Bandpass filtering

Dear Francois

when I use bandpass filtering on my data, I can see that there is difference between the appearance of my filtered data and the data which is using the filter option on the record tab. it seems that the slope of the filter on the record tab is straighter.

am I right ? when I compute PSD for filtered data, still I can see frequencies lower than my high pass filter. shall I use a higher low cut for a better filtration?

Best
Shadi

Hi Shadi,

We are using the exact same filter for the online filters (visualization of the recordings) and the process “Pre-process > Band-pass filter”.
You can check this by placing a breakpoint at line 125 in file process_bandpass.m.

The difference is the time window that is used: in the offline filter, all the signal is filtered (and mirrored) at once, while in the online filter only the loaded window is filtered. This fast approach introduces important edge effects.

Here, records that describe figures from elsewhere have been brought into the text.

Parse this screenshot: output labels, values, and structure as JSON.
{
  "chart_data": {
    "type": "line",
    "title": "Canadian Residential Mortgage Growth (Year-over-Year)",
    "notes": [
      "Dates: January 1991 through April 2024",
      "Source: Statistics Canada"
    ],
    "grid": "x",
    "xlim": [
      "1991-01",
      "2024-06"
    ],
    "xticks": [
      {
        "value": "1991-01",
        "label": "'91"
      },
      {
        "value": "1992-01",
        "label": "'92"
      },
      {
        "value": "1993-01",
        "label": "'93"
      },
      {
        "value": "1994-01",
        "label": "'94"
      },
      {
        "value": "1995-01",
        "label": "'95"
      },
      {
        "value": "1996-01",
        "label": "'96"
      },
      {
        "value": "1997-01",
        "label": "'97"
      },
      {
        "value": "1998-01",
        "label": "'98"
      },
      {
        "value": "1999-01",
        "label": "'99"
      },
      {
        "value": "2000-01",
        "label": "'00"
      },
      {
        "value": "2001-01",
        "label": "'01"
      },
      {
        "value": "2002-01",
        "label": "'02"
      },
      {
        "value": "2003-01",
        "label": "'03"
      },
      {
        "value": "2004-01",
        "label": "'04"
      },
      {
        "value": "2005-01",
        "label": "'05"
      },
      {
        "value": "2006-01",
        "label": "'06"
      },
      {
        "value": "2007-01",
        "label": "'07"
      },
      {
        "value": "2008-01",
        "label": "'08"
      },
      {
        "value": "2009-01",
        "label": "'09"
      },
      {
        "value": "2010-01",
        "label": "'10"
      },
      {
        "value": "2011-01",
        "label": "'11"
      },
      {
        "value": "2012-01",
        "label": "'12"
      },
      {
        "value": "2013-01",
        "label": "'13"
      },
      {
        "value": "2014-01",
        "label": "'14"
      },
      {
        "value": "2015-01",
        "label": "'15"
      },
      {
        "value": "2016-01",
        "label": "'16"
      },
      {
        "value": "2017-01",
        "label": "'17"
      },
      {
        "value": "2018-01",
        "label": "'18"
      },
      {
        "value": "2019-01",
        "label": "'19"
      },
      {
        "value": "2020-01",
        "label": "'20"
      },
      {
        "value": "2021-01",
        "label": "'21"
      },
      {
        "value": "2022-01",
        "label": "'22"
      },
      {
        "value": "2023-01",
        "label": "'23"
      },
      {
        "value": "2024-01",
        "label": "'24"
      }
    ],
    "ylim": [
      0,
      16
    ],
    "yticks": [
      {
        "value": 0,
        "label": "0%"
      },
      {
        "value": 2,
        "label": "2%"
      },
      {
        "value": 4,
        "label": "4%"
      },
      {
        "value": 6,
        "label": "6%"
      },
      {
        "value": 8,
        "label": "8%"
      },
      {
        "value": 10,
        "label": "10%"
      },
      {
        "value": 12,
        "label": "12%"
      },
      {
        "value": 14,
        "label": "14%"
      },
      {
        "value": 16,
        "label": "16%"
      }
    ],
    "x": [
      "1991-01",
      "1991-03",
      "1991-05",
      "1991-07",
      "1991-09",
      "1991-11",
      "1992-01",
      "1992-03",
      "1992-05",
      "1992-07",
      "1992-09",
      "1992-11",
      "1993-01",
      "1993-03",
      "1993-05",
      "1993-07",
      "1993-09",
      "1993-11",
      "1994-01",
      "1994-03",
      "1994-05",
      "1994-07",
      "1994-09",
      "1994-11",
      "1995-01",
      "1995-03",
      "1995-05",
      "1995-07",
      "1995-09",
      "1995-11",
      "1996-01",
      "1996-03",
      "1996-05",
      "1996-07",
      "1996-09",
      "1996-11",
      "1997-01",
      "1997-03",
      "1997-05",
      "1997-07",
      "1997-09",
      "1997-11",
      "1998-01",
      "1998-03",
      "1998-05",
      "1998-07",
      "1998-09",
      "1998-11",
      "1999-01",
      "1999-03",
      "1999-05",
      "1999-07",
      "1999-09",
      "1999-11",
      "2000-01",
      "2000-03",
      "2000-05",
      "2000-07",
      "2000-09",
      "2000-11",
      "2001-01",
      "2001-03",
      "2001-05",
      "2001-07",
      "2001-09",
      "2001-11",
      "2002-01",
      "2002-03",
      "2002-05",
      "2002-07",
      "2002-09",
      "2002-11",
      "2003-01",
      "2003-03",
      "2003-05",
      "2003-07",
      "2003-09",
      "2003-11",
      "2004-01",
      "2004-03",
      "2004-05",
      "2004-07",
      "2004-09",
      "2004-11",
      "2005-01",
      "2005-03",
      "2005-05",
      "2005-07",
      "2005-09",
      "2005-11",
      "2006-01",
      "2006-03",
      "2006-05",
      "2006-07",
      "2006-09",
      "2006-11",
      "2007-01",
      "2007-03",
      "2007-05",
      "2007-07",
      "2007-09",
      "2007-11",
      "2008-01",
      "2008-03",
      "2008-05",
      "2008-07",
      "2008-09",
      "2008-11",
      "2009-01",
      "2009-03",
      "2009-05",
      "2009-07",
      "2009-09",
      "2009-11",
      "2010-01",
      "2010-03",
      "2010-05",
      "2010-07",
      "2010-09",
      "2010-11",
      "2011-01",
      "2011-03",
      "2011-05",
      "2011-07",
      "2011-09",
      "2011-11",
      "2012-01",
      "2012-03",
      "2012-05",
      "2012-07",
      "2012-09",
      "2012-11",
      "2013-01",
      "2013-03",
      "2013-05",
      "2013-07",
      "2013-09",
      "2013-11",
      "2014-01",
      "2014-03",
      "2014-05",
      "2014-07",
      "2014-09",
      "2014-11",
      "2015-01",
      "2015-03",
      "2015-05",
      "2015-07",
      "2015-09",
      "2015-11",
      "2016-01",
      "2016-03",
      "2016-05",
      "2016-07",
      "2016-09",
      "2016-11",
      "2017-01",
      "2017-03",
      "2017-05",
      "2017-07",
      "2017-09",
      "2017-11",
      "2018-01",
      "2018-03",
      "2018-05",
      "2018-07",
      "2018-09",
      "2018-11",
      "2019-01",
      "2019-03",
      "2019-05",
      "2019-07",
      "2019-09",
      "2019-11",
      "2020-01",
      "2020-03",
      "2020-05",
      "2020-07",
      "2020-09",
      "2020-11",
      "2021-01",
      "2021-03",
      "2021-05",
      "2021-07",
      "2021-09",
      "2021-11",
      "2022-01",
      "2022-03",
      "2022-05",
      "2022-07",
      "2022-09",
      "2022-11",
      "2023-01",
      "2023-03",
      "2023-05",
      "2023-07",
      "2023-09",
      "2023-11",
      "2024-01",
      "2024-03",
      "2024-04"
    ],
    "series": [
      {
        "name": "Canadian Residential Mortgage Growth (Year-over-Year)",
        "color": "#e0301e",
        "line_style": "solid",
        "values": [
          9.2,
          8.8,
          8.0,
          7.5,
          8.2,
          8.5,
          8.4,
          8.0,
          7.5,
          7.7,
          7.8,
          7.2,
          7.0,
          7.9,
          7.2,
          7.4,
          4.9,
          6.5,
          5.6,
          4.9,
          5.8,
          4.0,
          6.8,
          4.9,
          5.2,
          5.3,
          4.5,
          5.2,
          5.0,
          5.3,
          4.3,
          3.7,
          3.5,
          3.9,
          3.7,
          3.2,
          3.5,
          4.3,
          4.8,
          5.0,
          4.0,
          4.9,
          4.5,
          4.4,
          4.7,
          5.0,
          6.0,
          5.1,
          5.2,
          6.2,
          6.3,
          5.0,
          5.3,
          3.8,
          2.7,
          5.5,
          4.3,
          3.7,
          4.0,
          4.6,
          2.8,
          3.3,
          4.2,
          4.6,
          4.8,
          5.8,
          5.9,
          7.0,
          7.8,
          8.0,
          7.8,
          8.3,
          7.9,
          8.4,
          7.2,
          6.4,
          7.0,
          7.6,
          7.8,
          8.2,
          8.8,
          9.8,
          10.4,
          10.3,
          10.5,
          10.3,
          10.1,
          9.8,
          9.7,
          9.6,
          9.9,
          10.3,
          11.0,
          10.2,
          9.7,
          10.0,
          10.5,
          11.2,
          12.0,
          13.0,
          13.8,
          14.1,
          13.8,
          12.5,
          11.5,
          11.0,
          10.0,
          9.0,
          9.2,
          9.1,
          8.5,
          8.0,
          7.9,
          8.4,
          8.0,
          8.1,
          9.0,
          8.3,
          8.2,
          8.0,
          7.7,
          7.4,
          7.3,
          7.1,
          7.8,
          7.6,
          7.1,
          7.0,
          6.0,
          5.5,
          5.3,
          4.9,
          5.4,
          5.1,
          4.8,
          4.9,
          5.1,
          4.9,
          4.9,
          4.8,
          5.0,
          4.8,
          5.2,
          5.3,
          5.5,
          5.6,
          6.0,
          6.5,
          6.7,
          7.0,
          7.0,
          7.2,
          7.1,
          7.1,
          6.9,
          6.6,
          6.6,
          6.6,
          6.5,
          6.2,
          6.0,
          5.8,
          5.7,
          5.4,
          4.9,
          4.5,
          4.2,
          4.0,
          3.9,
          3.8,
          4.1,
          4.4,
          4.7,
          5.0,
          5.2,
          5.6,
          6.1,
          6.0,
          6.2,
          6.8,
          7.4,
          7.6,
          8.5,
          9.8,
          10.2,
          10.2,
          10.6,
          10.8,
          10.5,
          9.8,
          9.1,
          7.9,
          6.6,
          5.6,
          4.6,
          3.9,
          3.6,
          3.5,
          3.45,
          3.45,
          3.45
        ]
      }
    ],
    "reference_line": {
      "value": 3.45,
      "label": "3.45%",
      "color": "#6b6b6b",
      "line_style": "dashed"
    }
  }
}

In the configuration of the band-pass filters, the cutoff frequency indicates at which frequency the filter starts to attenuate the signal. To avoid disruptions in time domain, we have to use a smooth transition before the frequencies that are completely removed (stop-band). See for instance this illustration:
http://beausievers.com/synth/synthbasics/#lowpasshighpass

Cheers,
Francois
(low-pass and high-pass are similar)

hello Francois

may I ask you the slope of bandpass filter you have used?
I have filtered my data in ASALab software with the slope of 24. (0.1 to 70 hz). when I open my data in brainstorm and use the view filter in this frequency range, frequency, I have less low frequency noises. is this related to the slope of two filters?
and what shall I do to decrease these noises? re filter by brainstorm at this range of frequencies?

wishes
Shadi

Hi Shadi,

I’m not sure what a slope of 24 means, there are many ways to define a frequency filter. If you filter your signals with the same parameters in different programs, you will never get the same results.
The bandpass filtering in Brainstorm is done in frequency domain (FFT-based), it is not the cleanest way of proceeding but it is very fast. You can find more information about the implementation directly in the code: brainstorm3/toolbox/math/bst_bandpass_fft.m

There are a few other filters implemented, but they all have issues (too slow, too memory-consuming, not clean enough in frequency domain). If you’re interested in testing and refining them, you can use the filter test bench I wrote a while ago: brainstorm3/toolbox/script/test_bandpass.m

I recommend you select the most practical approach for you: if you’re satisfied with the filtering in ASA, keep your recordings this way. If you prefer the filters in Brainstorm, do not filter them in ASA.
To evaluate correctly the result of the filtering, use the process “Frequency > Power spectrum density” as illustrated in the tutorials:
http://neuroimage.usc.edu/brainstorm/Tutorials/ArtifactsFilter

Note the visualization filters you are referring to are not the proper way of filtering your signals (see the WARNING). You should use the process “Pre-process > Band-pass filter”. For filtering below 0.1 Hz you need at least 10s of recordings before the filter starts to work correctly. So this makes sense only to apply this on your continuous recordings.